The Iraqi parliament announced on Monday that the postponement of the presidential elections will not impact the work of the legislature.
The parliament had on Monday cancelled the polls as it lacked the quorum to hold a session.
Only 58 members out of 329 were present, which is less than the necessary two-thirds quorum needed to choose a new president for the mostly ceremonial post.
On Sunday many lawmakers said they would boycott the proceedings after the Supreme Court suspended a former foreign minister's presidential bid over graft allegations.
The court said on Sunday that the candidacy of Hoshyar Zebari, a veteran Iraqi Kurdish statesman, could not proceed until corruption charges from a separate 2016 stint as finance minister were dealt with.
The elections have been postponed indefinitely until political parties can resolve their differences.
Political sources said commander of Iran's Quds Forces, Esmail Qaani, has become involved in efforts to reached political understandings to resolve the presidential elections and form a new government.

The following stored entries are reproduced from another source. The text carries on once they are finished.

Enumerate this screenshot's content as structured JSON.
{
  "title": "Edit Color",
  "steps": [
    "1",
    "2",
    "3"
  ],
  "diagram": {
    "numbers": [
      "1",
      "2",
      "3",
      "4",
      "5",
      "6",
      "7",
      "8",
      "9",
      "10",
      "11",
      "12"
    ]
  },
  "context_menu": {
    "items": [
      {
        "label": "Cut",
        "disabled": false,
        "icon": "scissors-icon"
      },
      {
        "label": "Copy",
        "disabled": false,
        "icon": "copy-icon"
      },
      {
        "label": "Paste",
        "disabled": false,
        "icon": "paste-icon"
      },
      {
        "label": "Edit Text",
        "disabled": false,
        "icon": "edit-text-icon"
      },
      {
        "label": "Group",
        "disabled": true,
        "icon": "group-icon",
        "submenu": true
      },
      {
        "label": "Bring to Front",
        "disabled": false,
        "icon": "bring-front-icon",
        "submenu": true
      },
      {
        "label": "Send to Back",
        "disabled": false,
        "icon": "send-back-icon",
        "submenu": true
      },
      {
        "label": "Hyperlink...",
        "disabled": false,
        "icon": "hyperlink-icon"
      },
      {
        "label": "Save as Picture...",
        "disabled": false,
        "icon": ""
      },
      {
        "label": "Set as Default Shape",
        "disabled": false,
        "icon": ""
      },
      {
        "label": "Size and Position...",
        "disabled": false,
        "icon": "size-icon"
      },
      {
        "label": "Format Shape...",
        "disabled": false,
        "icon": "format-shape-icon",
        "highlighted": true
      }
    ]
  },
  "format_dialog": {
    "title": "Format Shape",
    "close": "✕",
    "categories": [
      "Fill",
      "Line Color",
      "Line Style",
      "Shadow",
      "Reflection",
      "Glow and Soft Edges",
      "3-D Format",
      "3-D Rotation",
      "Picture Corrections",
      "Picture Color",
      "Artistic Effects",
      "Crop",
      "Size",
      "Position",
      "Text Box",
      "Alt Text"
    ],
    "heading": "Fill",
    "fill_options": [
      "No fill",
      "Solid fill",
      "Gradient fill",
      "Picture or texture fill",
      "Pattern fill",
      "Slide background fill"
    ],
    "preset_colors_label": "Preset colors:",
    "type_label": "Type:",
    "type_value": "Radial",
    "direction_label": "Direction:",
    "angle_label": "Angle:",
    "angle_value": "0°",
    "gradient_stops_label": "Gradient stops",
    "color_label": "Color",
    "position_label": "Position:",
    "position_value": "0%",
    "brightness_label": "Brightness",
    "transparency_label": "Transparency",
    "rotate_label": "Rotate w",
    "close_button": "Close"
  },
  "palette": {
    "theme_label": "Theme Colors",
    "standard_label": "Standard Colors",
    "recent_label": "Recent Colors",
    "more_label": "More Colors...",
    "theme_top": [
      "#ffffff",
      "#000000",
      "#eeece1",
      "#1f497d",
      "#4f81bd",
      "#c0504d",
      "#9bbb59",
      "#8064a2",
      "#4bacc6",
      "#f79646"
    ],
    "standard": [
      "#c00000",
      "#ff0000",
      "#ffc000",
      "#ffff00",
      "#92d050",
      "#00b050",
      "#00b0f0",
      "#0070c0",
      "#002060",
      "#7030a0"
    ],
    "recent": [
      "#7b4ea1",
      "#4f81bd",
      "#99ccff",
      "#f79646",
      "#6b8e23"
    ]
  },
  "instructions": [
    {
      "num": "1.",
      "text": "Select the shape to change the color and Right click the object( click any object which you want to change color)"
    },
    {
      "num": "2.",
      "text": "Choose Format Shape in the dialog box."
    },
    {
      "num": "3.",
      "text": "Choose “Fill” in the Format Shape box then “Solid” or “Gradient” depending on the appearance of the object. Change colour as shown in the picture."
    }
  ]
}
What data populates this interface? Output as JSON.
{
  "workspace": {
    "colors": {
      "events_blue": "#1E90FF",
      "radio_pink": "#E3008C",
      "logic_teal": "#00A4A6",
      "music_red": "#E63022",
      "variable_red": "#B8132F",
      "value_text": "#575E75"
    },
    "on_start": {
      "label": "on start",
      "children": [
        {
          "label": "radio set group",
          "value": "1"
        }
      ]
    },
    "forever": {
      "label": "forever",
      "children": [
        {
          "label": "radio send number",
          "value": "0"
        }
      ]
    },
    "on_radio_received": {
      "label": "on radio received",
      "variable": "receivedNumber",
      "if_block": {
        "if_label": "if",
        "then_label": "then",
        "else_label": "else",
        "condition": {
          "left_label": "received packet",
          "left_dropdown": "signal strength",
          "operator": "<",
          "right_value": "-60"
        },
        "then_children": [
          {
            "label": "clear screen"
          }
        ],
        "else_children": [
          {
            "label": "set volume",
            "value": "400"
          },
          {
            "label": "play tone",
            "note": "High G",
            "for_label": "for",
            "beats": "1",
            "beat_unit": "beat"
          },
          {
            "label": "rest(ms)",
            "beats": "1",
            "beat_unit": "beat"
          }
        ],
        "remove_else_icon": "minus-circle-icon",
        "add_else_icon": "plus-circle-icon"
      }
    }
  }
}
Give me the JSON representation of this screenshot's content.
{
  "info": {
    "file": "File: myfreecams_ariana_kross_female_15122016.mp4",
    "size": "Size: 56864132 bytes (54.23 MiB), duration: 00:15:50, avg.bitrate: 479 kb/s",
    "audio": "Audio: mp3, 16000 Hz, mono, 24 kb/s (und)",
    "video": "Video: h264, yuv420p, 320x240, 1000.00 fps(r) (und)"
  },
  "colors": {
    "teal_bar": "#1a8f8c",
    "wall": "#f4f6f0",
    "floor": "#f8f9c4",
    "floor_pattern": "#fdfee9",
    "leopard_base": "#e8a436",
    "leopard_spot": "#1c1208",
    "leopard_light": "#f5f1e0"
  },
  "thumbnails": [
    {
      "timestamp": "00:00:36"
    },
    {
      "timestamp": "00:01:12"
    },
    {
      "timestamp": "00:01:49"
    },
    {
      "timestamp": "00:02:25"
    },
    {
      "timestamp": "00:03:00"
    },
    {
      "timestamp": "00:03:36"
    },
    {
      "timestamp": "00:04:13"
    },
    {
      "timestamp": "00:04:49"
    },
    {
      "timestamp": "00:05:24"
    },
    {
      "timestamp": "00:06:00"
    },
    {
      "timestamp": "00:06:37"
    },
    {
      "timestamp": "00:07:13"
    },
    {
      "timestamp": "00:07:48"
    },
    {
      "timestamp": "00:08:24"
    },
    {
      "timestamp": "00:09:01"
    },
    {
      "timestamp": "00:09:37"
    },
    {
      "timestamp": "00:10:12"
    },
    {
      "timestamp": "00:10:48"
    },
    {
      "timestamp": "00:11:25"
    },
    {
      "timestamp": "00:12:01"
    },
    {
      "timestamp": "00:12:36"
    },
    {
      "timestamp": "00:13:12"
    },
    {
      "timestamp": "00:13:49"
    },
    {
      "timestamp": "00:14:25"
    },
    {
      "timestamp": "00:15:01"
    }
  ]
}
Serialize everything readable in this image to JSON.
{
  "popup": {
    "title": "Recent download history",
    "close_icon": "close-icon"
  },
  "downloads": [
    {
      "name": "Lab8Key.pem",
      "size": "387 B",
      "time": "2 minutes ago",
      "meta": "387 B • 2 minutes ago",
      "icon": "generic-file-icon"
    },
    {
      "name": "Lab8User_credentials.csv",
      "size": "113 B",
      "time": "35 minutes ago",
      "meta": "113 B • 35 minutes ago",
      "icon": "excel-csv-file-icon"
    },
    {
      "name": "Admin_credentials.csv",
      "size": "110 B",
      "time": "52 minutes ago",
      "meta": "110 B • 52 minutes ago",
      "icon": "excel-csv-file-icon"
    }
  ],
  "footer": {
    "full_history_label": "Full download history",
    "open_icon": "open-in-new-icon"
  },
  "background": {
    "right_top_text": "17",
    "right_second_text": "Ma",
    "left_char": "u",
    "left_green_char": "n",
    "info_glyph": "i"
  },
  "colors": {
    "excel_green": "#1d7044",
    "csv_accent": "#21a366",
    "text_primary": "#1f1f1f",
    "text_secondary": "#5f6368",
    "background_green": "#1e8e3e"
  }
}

He has held several meetings with officials in Baghdad, Erbil and Najaf to reach agreements with officials.
His efforts have, however, stumbled at Kurdistan Democratic Party (KDP) leader Masoud Barzani's insistence on Zebari's nomination. The Patriotic Union of Kurdistan is meanwhile insisting on the reelection of President Barham Salih.
Qaani has also stumbled at Sadrist movement leader cleric Moqtada al-Sadr's insistence on the formation of national majority government that excludes the rival Shiite pro-Iran Coordination Framework. He is also adamant on the exclusion of the State of Law coalition, specifically its leader former Prime Minister Nouri al-Maliki.
Sadr emerged as the winner in the October parliamentary elections, giving him control over the formation of the government.